The timing of Robert Whitaker’s “Anatomy of an Epidemic,” a comprehensive and highly readable history of psychiatry in the United States, couldn’t be better. An acclaimed mental health journalist and winner of a George Polk Award for his reporting on the psychiatric field, Whitaker draws on 50 years of literature and in-person interviews with patients to answer a simple question: If “wonder drugs” like Prozac are really helping people, why has the number of Americans on government disability due to mental illness skyrocketed from 1.25 million in 1987 to over 4 million today?
On 28 April 2010, Alternet also carried an interview with Bob Whitaker by author and psychologist Bruce Levine. At the end of the interview, the two discuss the perspective of MindFreedom International. You can read this whole interview here:
Or check out this excerpt from the beginning of the interview:
Whitaker: The rise in the disability rate due to mental illness is simply the starting point for the book. The disability numbers don’t prove anything, but, given that this astonishing increase has occurred in lockstep with our society’s increased use of psychiatric medications, the numbers do raise an obvious question. Could our drug-based paradigm of care, for some unforeseen reason, be fueling the increase in disability rates? And in order to investigate that question, you need to look at two things. First, do psychiatric medications alter the long-term course of mental disorders for the better, or for the worse? Do they increase the likelihood that a person will be able to function well over the long-term, or do they increase the likelihood that a person will end up on disability?

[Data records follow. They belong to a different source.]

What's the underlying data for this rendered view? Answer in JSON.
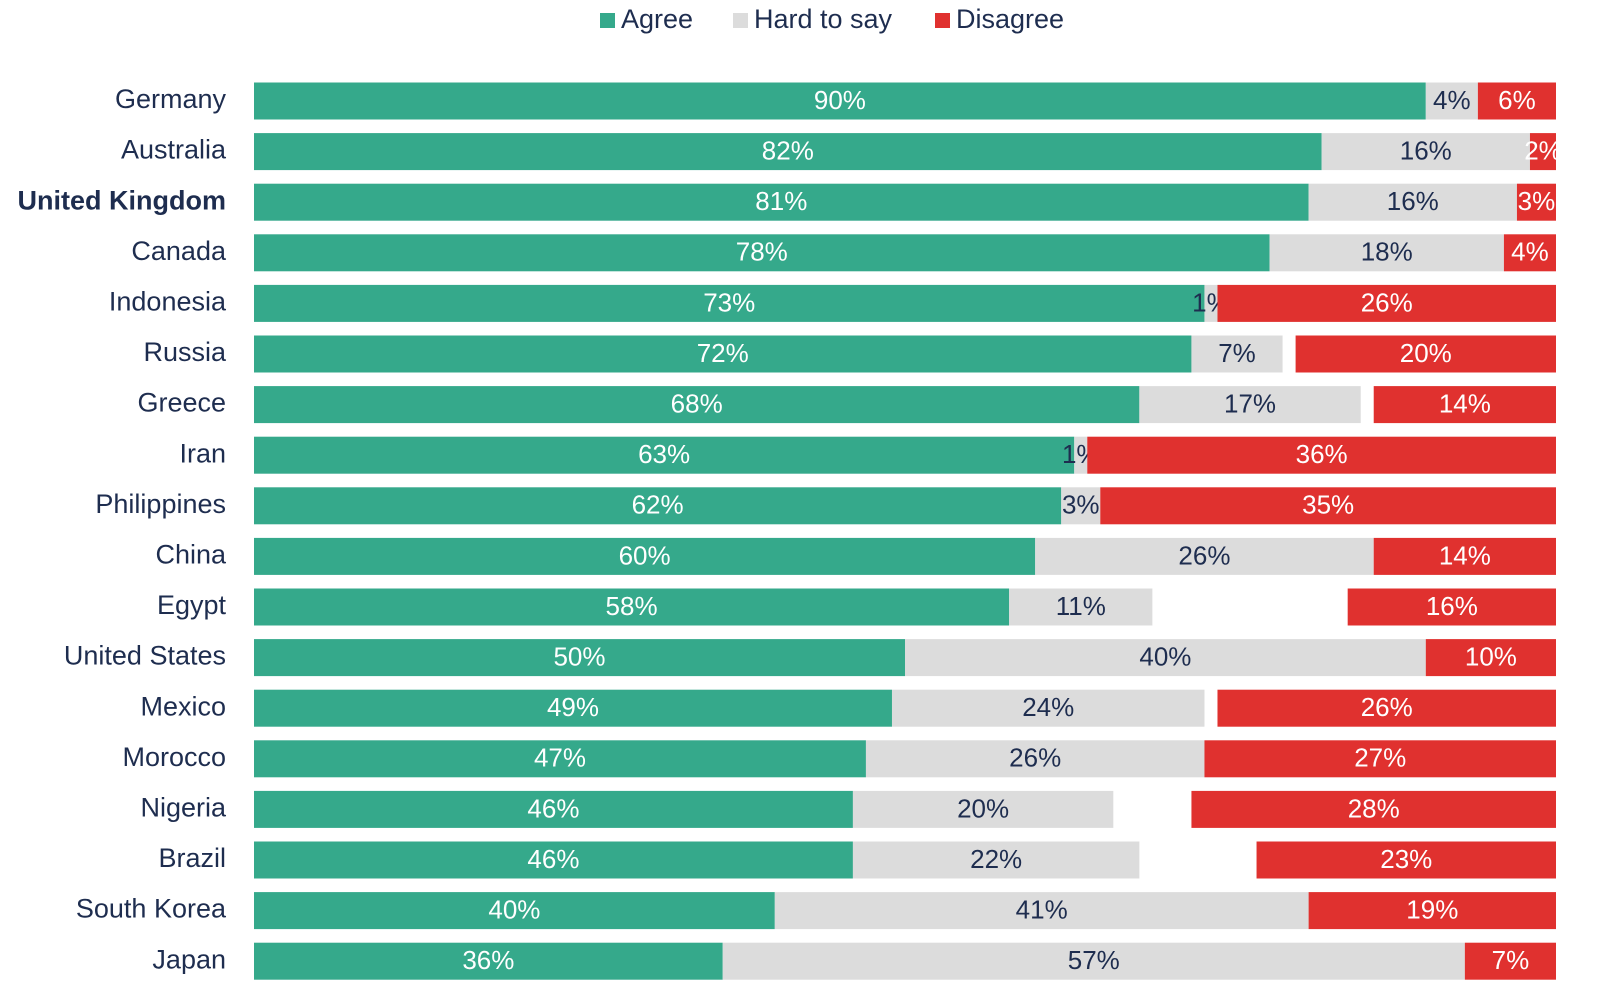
{
  "chart_data": {
    "type": "bar",
    "orientation": "horizontal",
    "stacked": true,
    "categories": [
      "Germany",
      "Australia",
      "United Kingdom",
      "Canada",
      "Indonesia",
      "Russia",
      "Greece",
      "Iran",
      "Philippines",
      "China",
      "Egypt",
      "United States",
      "Mexico",
      "Morocco",
      "Nigeria",
      "Brazil",
      "South Korea",
      "Japan"
    ],
    "highlight": "United Kingdom",
    "xlim": [
      0,
      100
    ],
    "legend": "top",
    "series": [
      {
        "name": "Agree",
        "color": "#35a98b",
        "label_color": "#ffffff",
        "anchor": "left",
        "values": [
          90,
          82,
          81,
          78,
          73,
          72,
          68,
          63,
          62,
          60,
          58,
          50,
          49,
          47,
          46,
          46,
          40,
          36
        ],
        "value_labels": [
          "90%",
          "82%",
          "81%",
          "78%",
          "73%",
          "72%",
          "68%",
          "63%",
          "62%",
          "60%",
          "58%",
          "50%",
          "49%",
          "47%",
          "46%",
          "46%",
          "40%",
          "36%"
        ]
      },
      {
        "name": "Hard to say",
        "color": "#dcdcdc",
        "label_color": "#1e2d4f",
        "anchor": "left",
        "values": [
          4,
          16,
          16,
          18,
          1,
          7,
          17,
          1,
          3,
          26,
          11,
          40,
          24,
          26,
          20,
          22,
          41,
          57
        ],
        "value_labels": [
          "4%",
          "16%",
          "16%",
          "18%",
          "1%",
          "7%",
          "17%",
          "1%",
          "3%",
          "26%",
          "11%",
          "40%",
          "24%",
          "26%",
          "20%",
          "22%",
          "41%",
          "57%"
        ]
      },
      {
        "name": "Disagree",
        "color": "#e0312f",
        "label_color": "#ffffff",
        "anchor": "right",
        "values": [
          6,
          2,
          3,
          4,
          26,
          20,
          14,
          36,
          35,
          14,
          16,
          10,
          26,
          27,
          28,
          23,
          19,
          7
        ],
        "value_labels": [
          "6%",
          "2%",
          "3%",
          "4%",
          "26%",
          "20%",
          "14%",
          "36%",
          "35%",
          "14%",
          "16%",
          "10%",
          "26%",
          "27%",
          "28%",
          "23%",
          "19%",
          "7%"
        ]
      }
    ]
  }
}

Second, is it possible that a person with a mild disorder may have a bad reaction to an initial drug, and that puts the person onto a path that can lead to long-term disability. For instance, a person with a mild bout of depression may have a manic reaction to an antidepressant, and then is diagnosed with bipolar disorder and put on a cocktail of medications. Does that happen with any frequency? Could that be an iatrogenic [physician-caused illness] pathway that is helping to fuel the increase in the disability rates?